Notification

×

Iklan

Iklan

Mengenal Asal Usul dan Jejak Sejarah Masyarakat Kerinci: Dari Gunung Marapi hingga Riang Tinggi

06 Maret 2025 | 10:47 WIB Last Updated 2025-03-06T03:47:06Z



Kerinci, pasbana  – Menelusuri asal usul masyarakat Kerinci tidak bisa lepas dari cerita turun-temurun yang diwariskan oleh para ninik moyang. Berdasarkan curaian (cerita lisan) dan tambo (catatan adat) yang dipegang teguh oleh orang tua-tua di Kerinci, sejarah panjang masyarakat ini bermula dari perjalanan nenek moyang mereka yang pertama kali berkumpul di Gunung Merapi Kerinci, kemudian berpindah ke Gunung Jilatang, dan akhirnya menetap di Riang Tinggi (Hiang). 

Di sanalah mereka membangun kehidupan permanen, sementara sebagian lainnya melanjutkan perjalanan ke Jangkang Tinggi dan Pulau Sangkar Pengasih Tamiai.

Menurut keterangan Hadji Matkari Mandapo Hiang Tinggi, gelar Depati Atoer Boemi, asal usul masyarakat Kerinci sejati bermula dari Pariangan Padang Panjang di Minangkabau. Hal ini sejalan dengan tambo yang menyatakan bahwa nenek moyang Kerinci adalah keturunan langsung dari Datuak-datuak (pemimpin adat) Minangkabau. 

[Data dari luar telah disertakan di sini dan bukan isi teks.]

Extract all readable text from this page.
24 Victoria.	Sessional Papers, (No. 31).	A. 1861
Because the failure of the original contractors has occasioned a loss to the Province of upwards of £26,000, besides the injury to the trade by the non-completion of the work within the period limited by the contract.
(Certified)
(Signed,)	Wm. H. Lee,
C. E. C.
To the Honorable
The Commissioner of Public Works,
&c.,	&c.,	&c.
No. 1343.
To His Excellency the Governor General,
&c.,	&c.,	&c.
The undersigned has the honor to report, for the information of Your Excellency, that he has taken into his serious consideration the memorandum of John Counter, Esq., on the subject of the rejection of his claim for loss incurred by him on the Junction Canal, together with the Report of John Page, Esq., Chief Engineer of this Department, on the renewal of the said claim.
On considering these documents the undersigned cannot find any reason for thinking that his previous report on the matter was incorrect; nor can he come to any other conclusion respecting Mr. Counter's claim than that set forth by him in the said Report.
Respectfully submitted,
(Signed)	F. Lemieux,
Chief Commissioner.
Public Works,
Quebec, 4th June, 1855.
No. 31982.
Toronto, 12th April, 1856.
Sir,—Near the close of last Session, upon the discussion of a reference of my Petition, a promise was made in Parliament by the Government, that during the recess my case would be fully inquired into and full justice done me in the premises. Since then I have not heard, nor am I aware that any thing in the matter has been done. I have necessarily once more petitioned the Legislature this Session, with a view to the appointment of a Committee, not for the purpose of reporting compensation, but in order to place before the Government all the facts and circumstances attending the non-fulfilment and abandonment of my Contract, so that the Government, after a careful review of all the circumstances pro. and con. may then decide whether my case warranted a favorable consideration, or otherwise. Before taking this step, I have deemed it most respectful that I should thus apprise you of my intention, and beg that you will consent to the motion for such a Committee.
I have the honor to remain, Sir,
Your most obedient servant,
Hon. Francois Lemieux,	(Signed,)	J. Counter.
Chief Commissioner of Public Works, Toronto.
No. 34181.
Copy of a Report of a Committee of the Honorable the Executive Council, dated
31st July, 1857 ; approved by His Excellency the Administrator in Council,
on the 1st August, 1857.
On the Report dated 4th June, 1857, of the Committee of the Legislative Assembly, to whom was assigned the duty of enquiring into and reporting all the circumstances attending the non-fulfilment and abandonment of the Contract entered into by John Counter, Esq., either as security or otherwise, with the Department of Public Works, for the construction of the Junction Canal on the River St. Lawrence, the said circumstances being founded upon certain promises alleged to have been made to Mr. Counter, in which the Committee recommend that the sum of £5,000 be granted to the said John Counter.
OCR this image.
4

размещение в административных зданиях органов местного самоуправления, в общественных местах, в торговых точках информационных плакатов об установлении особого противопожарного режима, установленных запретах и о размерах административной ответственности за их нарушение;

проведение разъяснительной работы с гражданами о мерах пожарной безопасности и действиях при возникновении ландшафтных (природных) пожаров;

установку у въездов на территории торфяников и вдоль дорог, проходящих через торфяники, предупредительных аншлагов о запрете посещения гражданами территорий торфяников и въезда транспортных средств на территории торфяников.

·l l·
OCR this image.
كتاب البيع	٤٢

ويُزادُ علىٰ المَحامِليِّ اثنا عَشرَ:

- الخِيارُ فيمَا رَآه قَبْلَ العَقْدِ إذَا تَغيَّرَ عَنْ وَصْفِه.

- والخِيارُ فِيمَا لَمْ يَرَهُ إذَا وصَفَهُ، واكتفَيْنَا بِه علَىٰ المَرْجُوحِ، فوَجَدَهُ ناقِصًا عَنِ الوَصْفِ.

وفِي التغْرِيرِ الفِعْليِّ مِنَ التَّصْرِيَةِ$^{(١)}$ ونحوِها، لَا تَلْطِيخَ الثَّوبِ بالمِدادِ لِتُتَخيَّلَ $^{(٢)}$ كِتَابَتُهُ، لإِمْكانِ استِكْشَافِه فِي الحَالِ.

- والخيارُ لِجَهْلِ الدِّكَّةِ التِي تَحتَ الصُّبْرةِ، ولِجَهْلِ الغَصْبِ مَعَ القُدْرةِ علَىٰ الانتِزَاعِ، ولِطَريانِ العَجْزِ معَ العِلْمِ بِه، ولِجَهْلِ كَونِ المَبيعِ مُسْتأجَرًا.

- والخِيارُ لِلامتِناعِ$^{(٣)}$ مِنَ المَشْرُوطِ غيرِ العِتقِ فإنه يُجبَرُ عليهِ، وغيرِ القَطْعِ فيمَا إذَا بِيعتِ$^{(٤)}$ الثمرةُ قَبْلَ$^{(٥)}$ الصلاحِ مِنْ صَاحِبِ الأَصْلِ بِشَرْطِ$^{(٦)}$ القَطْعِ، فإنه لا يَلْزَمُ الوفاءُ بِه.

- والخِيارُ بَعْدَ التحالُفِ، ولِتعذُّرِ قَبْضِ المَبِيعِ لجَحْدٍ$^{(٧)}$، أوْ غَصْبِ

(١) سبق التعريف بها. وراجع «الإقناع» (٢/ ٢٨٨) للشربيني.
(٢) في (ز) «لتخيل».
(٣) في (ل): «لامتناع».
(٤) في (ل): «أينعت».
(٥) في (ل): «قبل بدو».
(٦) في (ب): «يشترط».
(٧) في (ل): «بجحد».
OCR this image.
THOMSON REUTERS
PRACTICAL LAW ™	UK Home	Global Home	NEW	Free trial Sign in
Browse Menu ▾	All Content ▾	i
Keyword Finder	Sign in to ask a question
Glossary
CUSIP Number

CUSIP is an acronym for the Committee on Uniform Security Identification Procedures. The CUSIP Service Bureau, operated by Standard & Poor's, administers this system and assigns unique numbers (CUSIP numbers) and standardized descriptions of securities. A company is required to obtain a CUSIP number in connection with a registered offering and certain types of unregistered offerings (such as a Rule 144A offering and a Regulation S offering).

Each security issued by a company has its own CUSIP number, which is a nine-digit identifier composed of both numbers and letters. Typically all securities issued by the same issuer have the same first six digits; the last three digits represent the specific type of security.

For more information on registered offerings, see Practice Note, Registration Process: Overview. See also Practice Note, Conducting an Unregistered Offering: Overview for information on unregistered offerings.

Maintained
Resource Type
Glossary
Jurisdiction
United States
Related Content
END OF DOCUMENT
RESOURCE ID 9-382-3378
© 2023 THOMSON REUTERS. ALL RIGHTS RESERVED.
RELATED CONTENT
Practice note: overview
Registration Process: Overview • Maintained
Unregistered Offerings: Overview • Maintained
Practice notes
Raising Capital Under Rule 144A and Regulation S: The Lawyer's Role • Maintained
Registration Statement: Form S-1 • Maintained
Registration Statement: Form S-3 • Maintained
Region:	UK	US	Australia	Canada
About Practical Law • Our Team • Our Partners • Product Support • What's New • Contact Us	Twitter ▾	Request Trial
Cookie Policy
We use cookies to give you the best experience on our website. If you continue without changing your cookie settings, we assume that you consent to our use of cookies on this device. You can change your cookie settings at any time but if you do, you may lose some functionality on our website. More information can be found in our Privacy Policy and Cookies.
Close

Datuak-datuak ini kemudian membagi diri menjadi dua kelompok besar: Laras Koto Piliang dan Laras Boedi Tjaniago, yang masing-masing memiliki wilayah dan sistem kepemimpinan adat tersendiri.

Asal Usul Datuak dan Pembagian Wilayah

Dalam Laras Koto Piliang, terdapat empat Datuak yang memimpin masyarakatnya, yaitu:
1. Datuak Yang Tunggal (berkedudukan di Riang Tinggi)  
2. Datuak Batoe Hampar (berkedudukan di Riang Tinggi)  
3. Datuak Radja Poetih (berkedudukan di Koto Marau)  
4. Datuak Malindeman (berkedudukan di Koto Ameh)  

Sementara itu, dalam Laras Boedi Tjaniago, terdapat tiga Datuak yang memimpin, yaitu:
1. Datuak Rintjong Talang (berkedudukan di Poelau Sangkar)  
2. Datuak Biang Saring (berkedudukan di Pengasih)  
3. Datuak Banoer Langkap (berkedudukan di Tamiai)  



Kedua laras ini memiliki peran penting dalam menjaga adat dan tradisi masyarakat Kerinci. Datuak-datuak tersebut tidak hanya menjadi pemimpin politik, tetapi juga penjaga nilai-nilai budaya yang diwariskan turun-temurun.

Pecahan Negeri dan Perkembangan Masyarakat

Seiring berjalannya waktu, masyarakat Kerinci semakin berkembang. Negeri Riang Tinggi, sebagai pusat awal pemukiman, kemudian mengalami pemekaran menjadi beberapa wilayah, seperti Koto Tabat, Koto Talang Banio, Koto Pajoeng Pandoeng, dan lainnya. Wilayah-wilayah ini masih berada dalam naungan Laras Koto Piliang. 

Sementara itu, Laras Bodi Tjaniago juga mengalami perkembangan dengan terbentuknya wilayah-wilayah seperti Sanggaran Agoeng, Loloh, P. Tangah, dan Djoedjoen.




Menurut tambo, sistem pemerintahan adat di Kerinci dikenal dengan sebutan "Tiga Halai Kain", yang menggambarkan kepemimpinan kolektif berdasarkan adat. Kepala distrik tertua berkedudukan di Riang Tinggi, yang menjadi pusat pemerintahan adat.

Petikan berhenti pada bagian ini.